While doing initial research and background reading, you should be taking notes on:
- topics that interest you
- questions you have about the topic
- people, places and events related to the topic (these can be used as keywords later!)
- other potential sources (often found under “Further Reading”, “Suggested Reading” or “Bibliography”)
****A bit about Wikipedia – Wikipedia is a great resource to help you get started. You cannot cite Wikipedia in your paper, but if you go to Wiki pages related to your topic, they will often have references, sources and additional links at the bottom of the page that you can check out for more information. If you have any question about the validity of a website, please ask your librarian.****
Background Reading Resources:
Putnam Library has specialized single and multi-volume sets of encyclopedias, almanacs, dictionaries, handbooks, atlases, etc. in the print reference collection that provide you with both primary and secondary source material. Please ask your librarian for help with print reference.

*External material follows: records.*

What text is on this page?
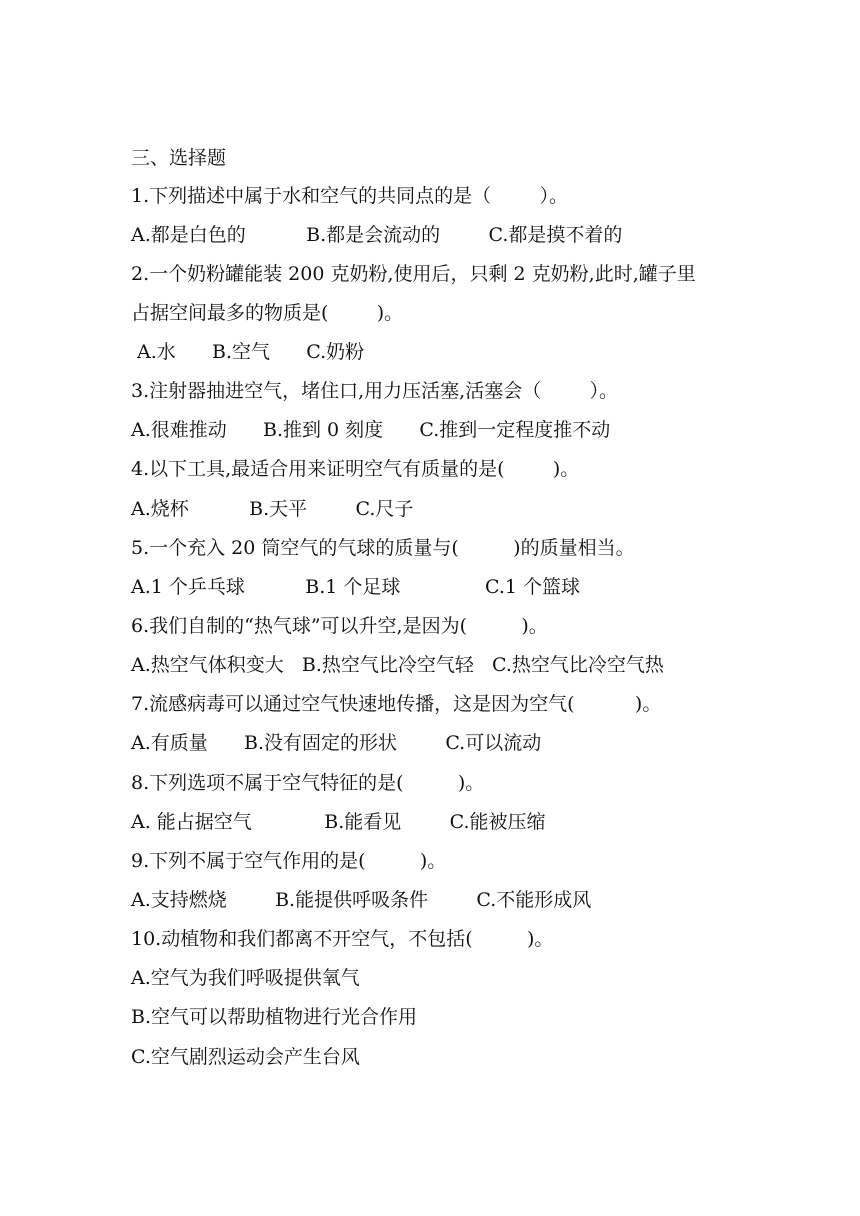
三、选择题
1.下列描述中属于水和空气的共同点的是（        ）。
A.都是白色的          B.都是会流动的        C.都是摸不着的
2.一个奶粉罐能装 200 克奶粉,使用后，只剩 2 克奶粉,此时,罐子里
占据空间最多的物质是(        )。
A.水      B.空气      C.奶粉
3.注射器抽进空气，堵住口,用力压活塞,活塞会（        ）。
A.很难推动      B.推到 0 刻度      C.推到一定程度推不动
4.以下工具,最适合用来证明空气有质量的是(        )。
A.烧杯          B.天平        C.尺子
5.一个充入 20 筒空气的气球的质量与(         )的质量相当。
A.1 个乒乓球          B.1 个足球              C.1 个篮球
6.我们自制的“热气球”可以升空,是因为(         )。
A.热空气体积变大   B.热空气比冷空气轻   C.热空气比冷空气热
7.流感病毒可以通过空气快速地传播，这是因为空气(          )。
A.有质量      B.没有固定的形状        C.可以流动
8.下列选项不属于空气特征的是(         )。
A. 能占据空气            B.能看见        C.能被压缩
9.下列不属于空气作用的是(         )。
A.支持燃烧        B.能提供呼吸条件        C.不能形成风
10.动植物和我们都离不开空气，不包括(         )。
A.空气为我们呼吸提供氧气
B.空气可以帮助植物进行光合作用
C.空气剧烈运动会产生台风
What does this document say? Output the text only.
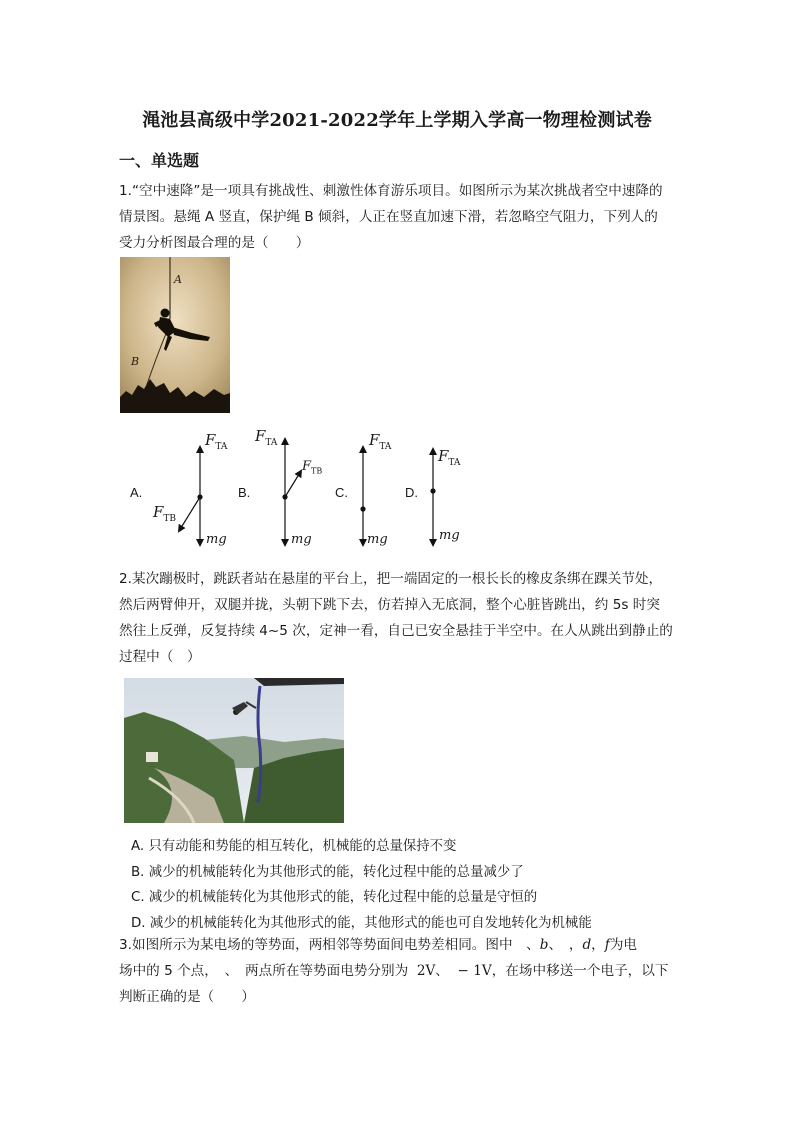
渑池县高级中学2021-2022学年上学期入学高一物理检测试卷
一、单选题
1.“空中速降”是一项具有挑战性、刺激性体育游乐项目。如图所示为某次挑战者空中速降的
情景图。悬绳 A 竖直，保护绳 B 倾斜，人正在竖直加速下滑，若忽略空气阻力，下列人的
受力分析图最合理的是（　　）
A
B
A.	B.	C.	D.
$F_{TA}$
$F_{TB}$
mg
$F_{TA}$
$F_{TB}$
mg
$F_{TA}$
mg
$F_{TA}$
mg
2.某次蹦极时，跳跃者站在悬崖的平台上，把一端固定的一根长长的橡皮条绑在踝关节处，
然后两臂伸开，双腿并拢，头朝下跳下去，仿若掉入无底洞，整个心脏皆跳出，约 5s 时突
然往上反弹，反复持续 4~5 次，定神一看，自己已安全悬挂于半空中。在人从跳出到静止的
过程中（　）
A. 只有动能和势能的相互转化，机械能的总量保持不变
B. 减少的机械能转化为其他形式的能，转化过程中能的总量减少了
C. 减少的机械能转化为其他形式的能，转化过程中能的总量是守恒的
D. 减少的机械能转化为其他形式的能，其他形式的能也可自发地转化为机械能
3.如图所示为某电场的等势面，两相邻等势面间电势差相同。图中　、b、　，d，f为电
场中的 5 个点，　、　两点所在等势面电势分别为 2V、 − 1V，在场中移送一个电子，以下
判断正确的是（　　）
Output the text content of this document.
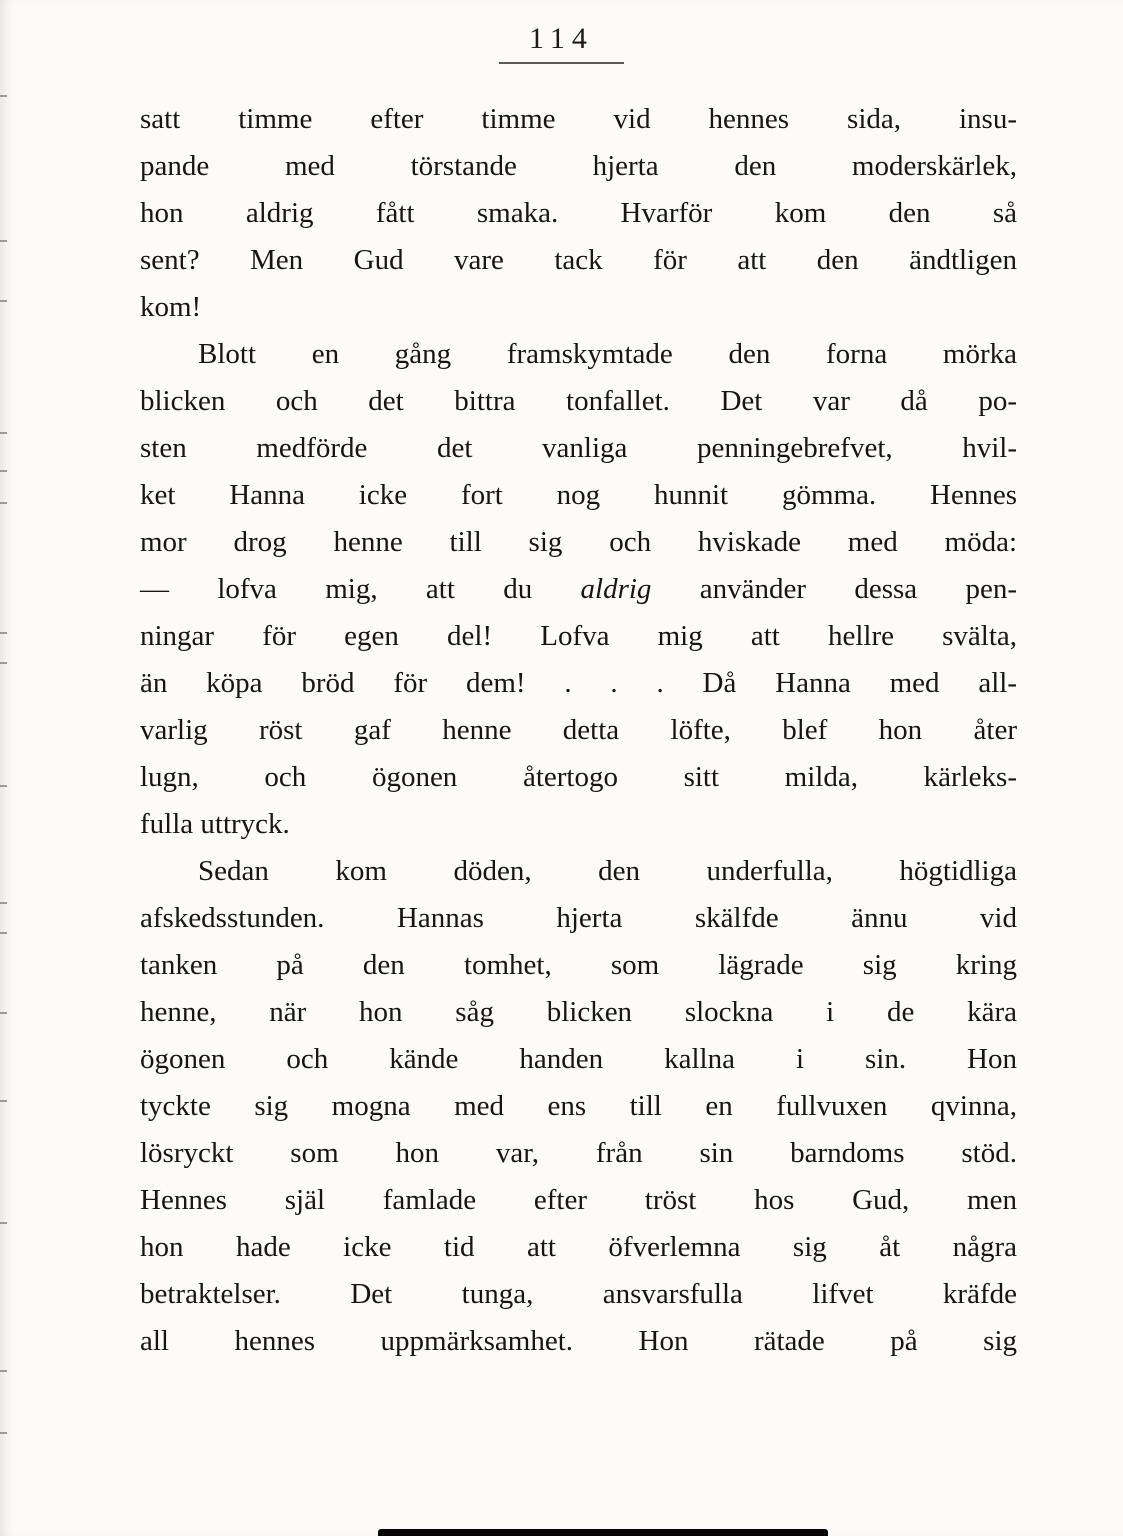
114
satt timme efter timme vid hennes sida, insu-
pande med törstande hjerta den moderskärlek,
hon aldrig fått smaka. Hvarför kom den så
sent? Men Gud vare tack för att den ändtligen
kom!
Blott en gång framskymtade den forna mörka
blicken och det bittra tonfallet. Det var då po-
sten medförde det vanliga penningebrefvet, hvil-
ket Hanna icke fort nog hunnit gömma. Hennes
mor drog henne till sig och hviskade med möda:
— lofva mig, att du aldrig använder dessa pen-
ningar för egen del! Lofva mig att hellre svälta,
än köpa bröd för dem! . . . Då Hanna med all-
varlig röst gaf henne detta löfte, blef hon åter
lugn, och ögonen återtogo sitt milda, kärleks-
fulla uttryck.
Sedan kom döden, den underfulla, högtidliga
afskedsstunden. Hannas hjerta skälfde ännu vid
tanken på den tomhet, som lägrade sig kring
henne, när hon såg blicken slockna i de kära
ögonen och kände handen kallna i sin. Hon
tyckte sig mogna med ens till en fullvuxen qvinna,
lösryckt som hon var, från sin barndoms stöd.
Hennes själ famlade efter tröst hos Gud, men
hon hade icke tid att öfverlemna sig åt några
betraktelser. Det tunga, ansvarsfulla lifvet kräfde
all hennes uppmärksamhet. Hon rätade på sig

ABC-Clio Social Databases: A great starting place to find quick background info pertaining to American history, government, war, etc. Similar to an encyclopedia.
Gale Virtual Reference Book: Online reference encyclopedias.
Opposing Viewpoints: Great overview of a variety of topics. Includes references articles as well as journal articles, primary sources and more!
EBSCO Discovery: Good place to search for reference articles and journal articles.
US History in Context: Reference articles, primary sources and more.
History Study Center: A variety of topics; especially helpful for journal articles and reference sources.
Research Starters/Topic Centers
ABC-CLIO and EBSCO Discovery both have research starters for many topics. If you search for a general topic (i.e., The Vietnam War) a research starter will be the first thing listed. It will provide broad background information as well as links to other articles that are related.